The usual process to generate density is the Kohn-Sham approach where a density of fictitious system is set to the same of real ground state system. The KS orbitals are unphysical quantities just for construction of density.

However, many people often says that using better functionals give better band gaps (the orbital energy differences). I would understand that better functionals yield more accurate ground-state potential energy surfaces, because there's the variational principle for densities formulated by the Hohenberg-Kohn theorem. But I'm not sure that DFT is made to explain excitations of the system.

So, I'm wondering that

(1) there is any theoretical foundation that fictitious system should give good descriptions of band gaps. (or quasi-particle behaviors)

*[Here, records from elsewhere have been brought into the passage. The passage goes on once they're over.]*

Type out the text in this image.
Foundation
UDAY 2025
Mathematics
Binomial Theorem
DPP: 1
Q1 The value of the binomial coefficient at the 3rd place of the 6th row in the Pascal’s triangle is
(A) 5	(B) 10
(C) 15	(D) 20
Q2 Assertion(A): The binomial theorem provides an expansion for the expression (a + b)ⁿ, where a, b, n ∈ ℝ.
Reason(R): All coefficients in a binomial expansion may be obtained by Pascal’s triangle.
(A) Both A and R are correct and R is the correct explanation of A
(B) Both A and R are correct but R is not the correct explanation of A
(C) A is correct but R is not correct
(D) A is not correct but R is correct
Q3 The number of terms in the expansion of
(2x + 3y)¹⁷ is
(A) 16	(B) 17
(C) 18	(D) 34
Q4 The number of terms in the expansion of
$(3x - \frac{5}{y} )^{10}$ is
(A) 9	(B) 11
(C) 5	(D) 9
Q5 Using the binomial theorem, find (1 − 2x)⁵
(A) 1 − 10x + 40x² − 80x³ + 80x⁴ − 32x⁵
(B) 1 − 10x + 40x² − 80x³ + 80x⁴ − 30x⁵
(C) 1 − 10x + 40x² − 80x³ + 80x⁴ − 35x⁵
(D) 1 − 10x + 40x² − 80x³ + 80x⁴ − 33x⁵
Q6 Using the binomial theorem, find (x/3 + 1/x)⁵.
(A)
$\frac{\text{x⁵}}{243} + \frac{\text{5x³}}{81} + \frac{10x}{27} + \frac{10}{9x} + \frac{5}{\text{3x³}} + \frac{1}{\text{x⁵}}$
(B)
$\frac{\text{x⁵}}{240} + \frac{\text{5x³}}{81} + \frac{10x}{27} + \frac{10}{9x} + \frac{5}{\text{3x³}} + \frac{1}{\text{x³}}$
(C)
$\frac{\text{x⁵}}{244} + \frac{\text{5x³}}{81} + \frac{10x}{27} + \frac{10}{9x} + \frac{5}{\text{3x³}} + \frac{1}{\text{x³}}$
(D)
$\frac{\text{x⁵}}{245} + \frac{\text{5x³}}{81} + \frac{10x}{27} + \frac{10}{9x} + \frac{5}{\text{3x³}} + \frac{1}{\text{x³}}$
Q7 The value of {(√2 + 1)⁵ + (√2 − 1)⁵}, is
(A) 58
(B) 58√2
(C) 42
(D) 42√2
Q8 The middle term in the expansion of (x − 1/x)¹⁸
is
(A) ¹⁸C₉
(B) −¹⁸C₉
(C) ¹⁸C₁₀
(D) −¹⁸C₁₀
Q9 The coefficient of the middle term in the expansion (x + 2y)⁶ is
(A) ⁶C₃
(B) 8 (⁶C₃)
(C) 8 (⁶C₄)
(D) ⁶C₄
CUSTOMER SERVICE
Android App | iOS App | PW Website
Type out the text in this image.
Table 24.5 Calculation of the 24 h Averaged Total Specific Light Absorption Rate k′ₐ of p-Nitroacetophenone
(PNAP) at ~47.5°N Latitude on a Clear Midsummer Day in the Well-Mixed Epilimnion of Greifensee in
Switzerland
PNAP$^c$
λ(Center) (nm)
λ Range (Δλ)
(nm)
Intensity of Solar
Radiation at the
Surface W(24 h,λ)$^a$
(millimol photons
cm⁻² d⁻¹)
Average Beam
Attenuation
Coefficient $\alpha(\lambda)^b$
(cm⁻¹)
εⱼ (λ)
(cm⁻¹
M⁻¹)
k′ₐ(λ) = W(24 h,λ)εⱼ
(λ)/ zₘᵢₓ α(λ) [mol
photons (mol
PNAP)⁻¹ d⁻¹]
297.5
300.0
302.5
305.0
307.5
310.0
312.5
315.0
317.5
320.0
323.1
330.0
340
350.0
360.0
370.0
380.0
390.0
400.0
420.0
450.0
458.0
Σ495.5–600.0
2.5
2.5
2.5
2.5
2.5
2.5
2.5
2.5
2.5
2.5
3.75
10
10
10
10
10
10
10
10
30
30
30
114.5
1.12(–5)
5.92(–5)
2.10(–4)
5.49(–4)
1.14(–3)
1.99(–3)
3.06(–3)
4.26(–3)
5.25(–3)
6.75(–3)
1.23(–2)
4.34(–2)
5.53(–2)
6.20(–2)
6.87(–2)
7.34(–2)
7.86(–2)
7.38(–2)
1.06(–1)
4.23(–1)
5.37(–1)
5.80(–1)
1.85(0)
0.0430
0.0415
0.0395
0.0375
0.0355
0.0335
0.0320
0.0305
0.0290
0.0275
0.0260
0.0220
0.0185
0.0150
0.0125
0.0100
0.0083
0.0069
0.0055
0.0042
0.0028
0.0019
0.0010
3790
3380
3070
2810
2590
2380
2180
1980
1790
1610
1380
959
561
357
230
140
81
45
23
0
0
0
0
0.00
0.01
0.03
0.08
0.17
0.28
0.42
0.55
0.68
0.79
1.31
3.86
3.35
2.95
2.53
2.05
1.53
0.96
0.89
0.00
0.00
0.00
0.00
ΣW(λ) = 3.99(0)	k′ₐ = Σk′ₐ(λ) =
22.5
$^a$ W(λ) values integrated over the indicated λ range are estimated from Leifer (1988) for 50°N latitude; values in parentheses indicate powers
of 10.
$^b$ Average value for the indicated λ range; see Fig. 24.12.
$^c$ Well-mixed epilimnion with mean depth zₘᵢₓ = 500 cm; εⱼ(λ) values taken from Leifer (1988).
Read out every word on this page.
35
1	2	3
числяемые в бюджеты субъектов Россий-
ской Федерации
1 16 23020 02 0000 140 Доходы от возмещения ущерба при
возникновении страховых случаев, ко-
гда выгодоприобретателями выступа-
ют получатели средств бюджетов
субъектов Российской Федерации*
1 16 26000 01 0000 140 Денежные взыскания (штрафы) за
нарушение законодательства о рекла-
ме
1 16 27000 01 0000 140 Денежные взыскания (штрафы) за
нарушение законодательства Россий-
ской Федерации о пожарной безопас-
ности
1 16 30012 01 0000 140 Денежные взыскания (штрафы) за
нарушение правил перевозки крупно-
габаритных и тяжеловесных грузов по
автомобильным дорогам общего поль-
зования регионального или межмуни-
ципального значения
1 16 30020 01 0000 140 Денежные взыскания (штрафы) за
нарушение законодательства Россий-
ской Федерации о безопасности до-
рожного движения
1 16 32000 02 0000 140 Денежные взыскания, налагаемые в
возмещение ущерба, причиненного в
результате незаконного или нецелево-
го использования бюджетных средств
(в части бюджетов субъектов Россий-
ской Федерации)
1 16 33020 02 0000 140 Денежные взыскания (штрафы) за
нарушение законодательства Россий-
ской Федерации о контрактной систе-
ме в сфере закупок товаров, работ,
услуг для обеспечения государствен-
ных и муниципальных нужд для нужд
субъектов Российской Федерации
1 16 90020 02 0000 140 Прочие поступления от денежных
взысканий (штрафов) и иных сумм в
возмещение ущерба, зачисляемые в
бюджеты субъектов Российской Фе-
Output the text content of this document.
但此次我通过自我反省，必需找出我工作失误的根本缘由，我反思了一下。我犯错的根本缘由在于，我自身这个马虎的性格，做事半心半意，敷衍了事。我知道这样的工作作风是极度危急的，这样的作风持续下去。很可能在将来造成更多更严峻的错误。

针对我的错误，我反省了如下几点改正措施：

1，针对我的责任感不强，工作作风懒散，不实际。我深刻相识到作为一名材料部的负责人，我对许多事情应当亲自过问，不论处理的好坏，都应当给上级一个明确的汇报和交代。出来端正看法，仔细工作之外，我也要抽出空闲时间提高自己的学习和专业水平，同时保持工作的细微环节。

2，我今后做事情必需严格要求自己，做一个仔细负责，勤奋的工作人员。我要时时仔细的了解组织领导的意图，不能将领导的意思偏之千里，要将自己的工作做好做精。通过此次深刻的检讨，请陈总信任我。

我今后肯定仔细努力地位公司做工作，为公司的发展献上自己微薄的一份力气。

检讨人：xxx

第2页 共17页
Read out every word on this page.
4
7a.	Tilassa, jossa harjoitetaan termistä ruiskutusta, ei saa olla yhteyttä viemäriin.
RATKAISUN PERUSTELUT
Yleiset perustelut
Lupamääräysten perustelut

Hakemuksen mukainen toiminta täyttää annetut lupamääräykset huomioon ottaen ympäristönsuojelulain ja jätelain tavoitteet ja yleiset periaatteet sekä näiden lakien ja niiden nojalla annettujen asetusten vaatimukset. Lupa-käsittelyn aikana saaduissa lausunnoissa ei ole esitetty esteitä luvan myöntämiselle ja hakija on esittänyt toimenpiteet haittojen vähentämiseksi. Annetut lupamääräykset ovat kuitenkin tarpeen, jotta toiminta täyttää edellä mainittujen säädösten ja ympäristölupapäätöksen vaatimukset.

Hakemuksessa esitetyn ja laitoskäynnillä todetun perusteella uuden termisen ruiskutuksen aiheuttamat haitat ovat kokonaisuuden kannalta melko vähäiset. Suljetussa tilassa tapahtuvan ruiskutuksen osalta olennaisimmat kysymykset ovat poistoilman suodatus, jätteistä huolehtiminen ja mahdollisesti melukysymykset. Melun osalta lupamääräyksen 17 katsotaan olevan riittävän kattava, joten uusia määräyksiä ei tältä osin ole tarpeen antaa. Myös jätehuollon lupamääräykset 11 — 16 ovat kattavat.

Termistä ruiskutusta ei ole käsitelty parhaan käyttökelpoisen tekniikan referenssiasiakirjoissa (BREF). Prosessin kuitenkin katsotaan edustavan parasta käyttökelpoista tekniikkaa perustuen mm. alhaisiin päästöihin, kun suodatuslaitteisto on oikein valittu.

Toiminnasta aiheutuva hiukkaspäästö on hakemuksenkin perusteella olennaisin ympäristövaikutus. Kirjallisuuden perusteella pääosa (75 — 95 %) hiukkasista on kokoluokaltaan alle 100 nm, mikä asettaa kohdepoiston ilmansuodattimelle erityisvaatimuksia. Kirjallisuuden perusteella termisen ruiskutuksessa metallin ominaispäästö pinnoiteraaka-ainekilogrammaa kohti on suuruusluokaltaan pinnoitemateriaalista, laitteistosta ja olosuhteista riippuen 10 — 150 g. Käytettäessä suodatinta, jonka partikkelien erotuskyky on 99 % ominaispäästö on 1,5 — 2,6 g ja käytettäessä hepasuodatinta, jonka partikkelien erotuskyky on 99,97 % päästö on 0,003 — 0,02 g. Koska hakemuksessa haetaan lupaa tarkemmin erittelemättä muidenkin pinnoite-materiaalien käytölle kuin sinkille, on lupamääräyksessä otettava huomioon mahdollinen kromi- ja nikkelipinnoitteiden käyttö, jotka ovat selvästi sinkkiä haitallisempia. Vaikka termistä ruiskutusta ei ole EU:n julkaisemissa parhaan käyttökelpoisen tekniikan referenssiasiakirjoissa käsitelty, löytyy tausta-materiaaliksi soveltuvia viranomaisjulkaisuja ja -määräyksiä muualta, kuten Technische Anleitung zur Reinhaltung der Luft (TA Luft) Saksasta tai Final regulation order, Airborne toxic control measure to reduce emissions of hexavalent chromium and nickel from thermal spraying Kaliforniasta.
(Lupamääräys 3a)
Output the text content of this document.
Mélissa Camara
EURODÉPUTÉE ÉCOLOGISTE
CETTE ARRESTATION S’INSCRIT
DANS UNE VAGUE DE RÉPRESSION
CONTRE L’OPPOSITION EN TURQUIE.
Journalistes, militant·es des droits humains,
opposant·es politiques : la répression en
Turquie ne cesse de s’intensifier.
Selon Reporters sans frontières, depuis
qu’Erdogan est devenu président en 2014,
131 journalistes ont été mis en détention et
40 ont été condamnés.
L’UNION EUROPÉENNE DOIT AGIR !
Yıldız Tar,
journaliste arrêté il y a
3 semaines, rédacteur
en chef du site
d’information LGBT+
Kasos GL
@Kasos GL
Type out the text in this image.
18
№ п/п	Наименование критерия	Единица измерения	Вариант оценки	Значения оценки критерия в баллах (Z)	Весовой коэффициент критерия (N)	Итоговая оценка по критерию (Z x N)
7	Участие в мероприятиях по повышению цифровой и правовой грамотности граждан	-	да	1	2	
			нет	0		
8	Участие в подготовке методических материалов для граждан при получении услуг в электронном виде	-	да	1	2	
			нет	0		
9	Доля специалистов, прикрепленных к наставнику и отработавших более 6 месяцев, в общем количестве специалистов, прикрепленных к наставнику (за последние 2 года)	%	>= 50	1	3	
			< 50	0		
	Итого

(2) or physicists are just trying to get better estimations for band gaps keeping reasonable ground-state quantities.

## 2 Answers

It is true that density functional theory (DFT) describes a fictitious system and the Kohn-Sham orbitals are only approximately similar to the true (quasiparticle) states. However, energies of two states are given accurately by DFT: the ionization potential (I), which is the Kohn-Sham eigenvalue of the highest occupied state, and the electron affinity (A), which is the eigenvalue of the lowest unoccupied state plus a derivative discontinuity. The difference between these quantities is exactly equal to the band gap. You can find this expression as Eq. (23) in Ref. [1]:

$$I(M) - A(M) = \epsilon_{M+1}(M) - \epsilon_{M}(M) + C,$$

where $$\epsilon_N(M)$$ is the $$N$$th eigenvalue of an $$M$$-electron system and where the derivative discontinuity of the exchange-correlation potential with respect to the number of particles is given by Eq. (9) of the same paper:

$$C = \left. \frac{\delta E_{xc}}{\delta n(\mathbf r)} \right|_{M+\delta} - \left. \frac{\delta E_{xc}}{\delta n(\mathbf r)} \right|_{M-\delta}.$$

That is, by adding an infinitesimal number of electrons to an $$M$$-electron system in its ground state, the derivative of the xc-energy jumps by a finite amount. This jump is generally not taken into account by xc-functionals used in practice, which leads to the underestimation of band gaps. To answer your questions:

1) There is no theoretical foundation to suggest that a fictitious system would somehow inherently be better at estimating band gaps than computing the real system. We use DFT because it's cheap and reasonably accurate for many applications. And, as described above, DFT is in principle capable of yielding the exact band gap, but the numerical approximations used in practice are not quite there yet.

2) It depends on what you mean by "better". You could have empirical functionals that are accurate for predicting the band gaps of some materials but perform poorly for a wider class of systems and/or other properties. It is typically the case that including a portion of exact exchange improves the band gap, but this approach is empirical. It is not theoretically fully justified and doesn't solve the derivative continuity issue, which is inherent to DFT. It just happens to work well in practice, especially for functionals like B3LYP, where there parameters are empirically tuned by fitting to a set of molecules.

See Refs. [1]-[3], which are the classical works describing this issue.

[1] - John P. Perdew and Mel Levy, "Physical Content of the Exact Kohn-Sham Orbital Energies: Band Gaps and Derivative Discontinuities", Phys. Rev. Lett. 51, 1884 (1983).

[2] - L. J. Sham and M. Schlüter, "Density-Functional Theory of the Energy Gap", Phys. Rev. Lett. 51, 1888 (1983).

[3] - John P. Perdew et al., "Density-Functional Theory for Fractional Particle Number: Derivative Discontinuities of the Energy", Phys. Rev. Lett. 49, 1691 (1982).

In band theories, electrons are independent in the crystal. Unit cells have an average density, but variations would be as random as in the free electron gas. This is a poor approximation for narrow bands, like the $$3d$$ bands of the transition metal compounds or the $$4f$$ bands of the rare earths.

Then on-site Coulomb interactions are strong. Many such compounds are insulators, although there are partially filled bands in the theory. Nickel oxide is the classic example: experimentally a clear insulator, a metal in the local-density approximation. (In that particular case, calculations with spin-ordering produce a small gap in LSDA, but it does not work for rare-earth compounds.)

There are ways to incorporate such on-site correlations, LSDA+U calculations, where $$U$$ is the energy required for moving an electron from one site to another one. This can also be calculated ab initio with atomic Hartree-Fock calculation, or it can be taken from experiment.